We decided to throw in some solstice celebration as well. We sang Here Comes the Sun by the Beatles, and the Holly and the Ivy. We called the four spirits of East, North, West, and South, and celebrated the fact that the sun is coming again. Then we wrote our intentions done on slips of paper, tied them to a wreath of holly, and burned them.
Thomas and Ulli got me a Spätzleblech for my birthday, which is a kind of metal grate which goes on top of a pot, which allows you to easy push the dumpling dough into the boiling water. We promptly put it to use for a different purpose, which was to douse a sugar cone in rum and light it on fire, allowing the caramelized, boozy sugar to drip into the pot of red wine. In German, this is called a Feuerzangenbowle. It was fun and delicious.

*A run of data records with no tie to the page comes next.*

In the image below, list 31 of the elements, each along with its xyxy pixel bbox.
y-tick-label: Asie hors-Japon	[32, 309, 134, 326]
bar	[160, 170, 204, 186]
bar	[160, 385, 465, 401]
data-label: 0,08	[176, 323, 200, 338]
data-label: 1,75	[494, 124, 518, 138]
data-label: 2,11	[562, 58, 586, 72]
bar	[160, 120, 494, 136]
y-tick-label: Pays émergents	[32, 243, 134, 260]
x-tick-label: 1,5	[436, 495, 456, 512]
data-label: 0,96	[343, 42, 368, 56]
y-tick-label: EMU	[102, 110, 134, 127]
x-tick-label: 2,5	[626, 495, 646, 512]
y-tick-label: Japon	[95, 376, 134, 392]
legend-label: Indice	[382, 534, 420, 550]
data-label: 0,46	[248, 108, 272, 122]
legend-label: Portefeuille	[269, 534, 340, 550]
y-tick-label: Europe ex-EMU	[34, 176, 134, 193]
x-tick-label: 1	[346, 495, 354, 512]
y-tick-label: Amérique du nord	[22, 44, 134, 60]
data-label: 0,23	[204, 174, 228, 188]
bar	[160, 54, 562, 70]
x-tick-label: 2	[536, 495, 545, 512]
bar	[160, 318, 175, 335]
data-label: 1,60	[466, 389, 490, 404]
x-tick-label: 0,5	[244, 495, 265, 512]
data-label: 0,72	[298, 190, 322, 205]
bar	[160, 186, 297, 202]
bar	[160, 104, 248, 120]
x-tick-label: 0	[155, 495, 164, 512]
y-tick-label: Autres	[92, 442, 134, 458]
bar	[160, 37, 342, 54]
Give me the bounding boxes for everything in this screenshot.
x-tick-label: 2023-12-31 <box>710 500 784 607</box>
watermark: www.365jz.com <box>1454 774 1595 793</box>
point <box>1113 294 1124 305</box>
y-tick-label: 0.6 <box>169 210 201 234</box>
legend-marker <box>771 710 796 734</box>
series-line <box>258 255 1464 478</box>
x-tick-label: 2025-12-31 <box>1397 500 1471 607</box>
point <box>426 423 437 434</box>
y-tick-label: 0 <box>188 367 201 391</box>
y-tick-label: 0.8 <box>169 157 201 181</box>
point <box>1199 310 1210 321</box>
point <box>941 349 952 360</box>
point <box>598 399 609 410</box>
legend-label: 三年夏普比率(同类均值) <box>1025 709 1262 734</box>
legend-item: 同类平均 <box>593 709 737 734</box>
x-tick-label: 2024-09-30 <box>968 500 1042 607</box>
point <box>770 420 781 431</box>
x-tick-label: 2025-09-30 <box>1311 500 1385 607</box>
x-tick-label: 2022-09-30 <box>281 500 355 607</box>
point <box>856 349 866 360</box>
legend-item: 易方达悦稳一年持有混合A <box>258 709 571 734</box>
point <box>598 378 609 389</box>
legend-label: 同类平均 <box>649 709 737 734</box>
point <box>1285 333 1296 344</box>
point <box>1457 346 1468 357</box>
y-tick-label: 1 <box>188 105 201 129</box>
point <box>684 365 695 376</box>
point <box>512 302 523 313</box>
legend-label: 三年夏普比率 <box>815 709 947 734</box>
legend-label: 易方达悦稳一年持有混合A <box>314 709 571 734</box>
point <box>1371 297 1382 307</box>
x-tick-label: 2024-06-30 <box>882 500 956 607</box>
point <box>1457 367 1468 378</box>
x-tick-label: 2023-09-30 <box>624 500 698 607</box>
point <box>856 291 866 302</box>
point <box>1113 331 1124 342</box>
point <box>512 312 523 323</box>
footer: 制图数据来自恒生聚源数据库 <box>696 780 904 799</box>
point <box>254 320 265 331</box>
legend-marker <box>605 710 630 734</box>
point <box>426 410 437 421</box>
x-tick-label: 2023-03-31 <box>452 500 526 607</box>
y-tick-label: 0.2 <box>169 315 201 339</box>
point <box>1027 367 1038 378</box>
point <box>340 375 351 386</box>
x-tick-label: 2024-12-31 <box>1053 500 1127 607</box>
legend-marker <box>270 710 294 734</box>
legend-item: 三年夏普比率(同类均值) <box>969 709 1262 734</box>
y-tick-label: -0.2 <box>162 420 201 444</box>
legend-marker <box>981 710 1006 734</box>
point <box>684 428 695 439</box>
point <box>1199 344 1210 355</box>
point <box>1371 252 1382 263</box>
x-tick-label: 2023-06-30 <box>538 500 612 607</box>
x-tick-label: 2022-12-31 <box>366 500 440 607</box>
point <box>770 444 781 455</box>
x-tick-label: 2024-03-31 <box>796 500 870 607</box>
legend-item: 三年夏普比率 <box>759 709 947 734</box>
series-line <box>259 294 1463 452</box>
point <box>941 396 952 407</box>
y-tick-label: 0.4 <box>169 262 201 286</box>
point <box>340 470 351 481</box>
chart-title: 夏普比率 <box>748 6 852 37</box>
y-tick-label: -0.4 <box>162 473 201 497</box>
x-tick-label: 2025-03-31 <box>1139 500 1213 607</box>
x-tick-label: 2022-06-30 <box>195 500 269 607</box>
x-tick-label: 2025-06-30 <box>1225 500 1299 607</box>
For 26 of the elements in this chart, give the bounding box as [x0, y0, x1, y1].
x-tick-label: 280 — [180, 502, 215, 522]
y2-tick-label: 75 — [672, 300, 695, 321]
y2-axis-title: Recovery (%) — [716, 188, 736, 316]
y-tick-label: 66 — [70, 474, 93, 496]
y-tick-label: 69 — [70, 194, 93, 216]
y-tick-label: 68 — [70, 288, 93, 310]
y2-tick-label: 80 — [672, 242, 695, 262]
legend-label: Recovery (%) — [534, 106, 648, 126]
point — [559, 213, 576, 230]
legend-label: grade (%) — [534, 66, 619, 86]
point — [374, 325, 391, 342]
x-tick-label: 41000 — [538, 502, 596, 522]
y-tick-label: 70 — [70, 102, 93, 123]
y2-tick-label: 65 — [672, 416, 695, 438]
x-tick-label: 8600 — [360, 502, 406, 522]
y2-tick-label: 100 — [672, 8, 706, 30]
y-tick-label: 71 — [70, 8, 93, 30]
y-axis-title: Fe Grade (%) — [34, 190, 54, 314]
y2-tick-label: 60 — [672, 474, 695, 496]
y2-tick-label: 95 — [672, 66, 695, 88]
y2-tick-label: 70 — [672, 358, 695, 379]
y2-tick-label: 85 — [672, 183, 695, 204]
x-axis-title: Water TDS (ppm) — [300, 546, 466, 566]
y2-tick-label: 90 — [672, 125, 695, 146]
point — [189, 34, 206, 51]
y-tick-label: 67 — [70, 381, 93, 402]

The birthday celebration continued on Sunday. We still had a whole second bag of kale, so we decided to cook it as well. This time we decided to make it without potatoes. It went really well with the rest of dinner – sour roast beef, potato dumplings, red cabbage, and kale. I didn’t used to be a big fan of kale, but I really like the German way of cooking it, which makes it less bitter. You need to make sure to sauté it with some onions until it becomes bright green, and then continue to cook it with some broth for at least 30 minutes. I like a little bit of white wine in it, along with some mustard, salt, pepper, and nutmeg. After it has cooked for quite some time it actually develops a bit of a sweet flavor. Most German recipes also call for bacon and sausage, but I made it vegetarian so that Meg could eat it as well. Other tips for good kale is to only pick it after the first frost. Clare bought it at the local farm stand, so it was hyper-local and fresh.